С. БУНТМАН: Марина поставила галочку себе.

С. АЙМУРЗАЕВ: Да, Марина все фиксировала. Это был первый тур. Потом меня вызвали на второй. Нас уже было не 12, а 8, положим. Потом был третий. И нас осталось четверо. 4 человека, которые должны были прийти. Там много было смешных моментов на всех этих промежуточных собеседованиях, когда мы писали материалы в записывающей нашей девятой студии маленькой. Стоял Володя Варфоломеев. Вы знаете, какой у Володи Варфоломеева голос! Обзавидоваться! А я пришел, он у меня был еще более писклявый чем сейчас. И я сижу, читаю что-то, как пономарь. И мрачный Володя говорит: «Вы тут должны рассказывать новости, как будто перед строем солдат стоите». А я не смогу при всем желании, даже если буду по 2 пачки сигарет в день выкуривать, таким голосом разговаривать. Но – ничего. Было много забавных моментов. В том числе – связанных с моим именем. Я хотел ответить, если позволите. Я подсмотрел на сайте вопросы. Один наш слушатель спрашивает, как мое имя правильно произносить. Он считает, что правильнее произносить с двумя «а». Знаете, вот точно так же считает Алексей Алексеевич Венедиктов, который называет меня Саакен.

С. БУНТМАН: Да! И уже все привыкли.

С. АЙМУРЗАЕВ: А главное, чем оправдывается! Оправдывается тем, что у него много армянских друзей. Но, знаете, там вообще есть такой корень – в имени Саакян. Но ко мне это не имеет ни малейшего отношения. Сакен – с одной «а». Я всегда говорю: запомните как «саке» - водка – и букву «н» добавьте в конце. И все хорошо будет. Слово это вообще арабское, переводится как «сосед». Фамилия моя Аймурзаев. «Ай» - это совсем не приставка, не надо ее писать отдельно от остальной части фамилии, как кто-то на сайте пишет.

С. БУНТМАН: С восклицательным знаком: «Ай!».

С. АЙМУРЗАЕВ: Да, с восклицательным знаком тоже не надо писать. «Ай» означает луна.

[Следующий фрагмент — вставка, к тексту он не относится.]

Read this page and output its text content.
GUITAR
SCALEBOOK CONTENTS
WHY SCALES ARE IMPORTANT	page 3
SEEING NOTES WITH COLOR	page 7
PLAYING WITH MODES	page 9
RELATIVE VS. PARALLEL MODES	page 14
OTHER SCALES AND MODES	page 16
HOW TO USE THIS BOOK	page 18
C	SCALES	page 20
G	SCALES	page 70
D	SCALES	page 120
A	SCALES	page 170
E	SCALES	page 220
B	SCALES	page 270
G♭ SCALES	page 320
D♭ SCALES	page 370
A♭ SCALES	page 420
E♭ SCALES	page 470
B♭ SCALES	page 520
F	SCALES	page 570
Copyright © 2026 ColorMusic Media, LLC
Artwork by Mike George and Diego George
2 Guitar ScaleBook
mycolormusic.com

Это самостоятельная часть моей фамилии.

С. БУНТМАН: Сосед луны – это Земля.

С. АЙМУРЗАЕВ: Да, Земля. Что касается моего имени, кстати! Как только я пришел, уже, видимо, было понятно нашим магистрам, которые нас отбирали – Марине Королевой и Владимиру Варфоломееву, - что, может быть, я и приду на «Эхо». Володя мне сказал: «Тебе надо менять фамилию. Нельзя с такими фамилией и именем на радио. Вот представь: бабушка жарит оладьи на кухне и слышит – «Сакен Аймурзаев». У нее от одного этого оладьи из рук выпадут!».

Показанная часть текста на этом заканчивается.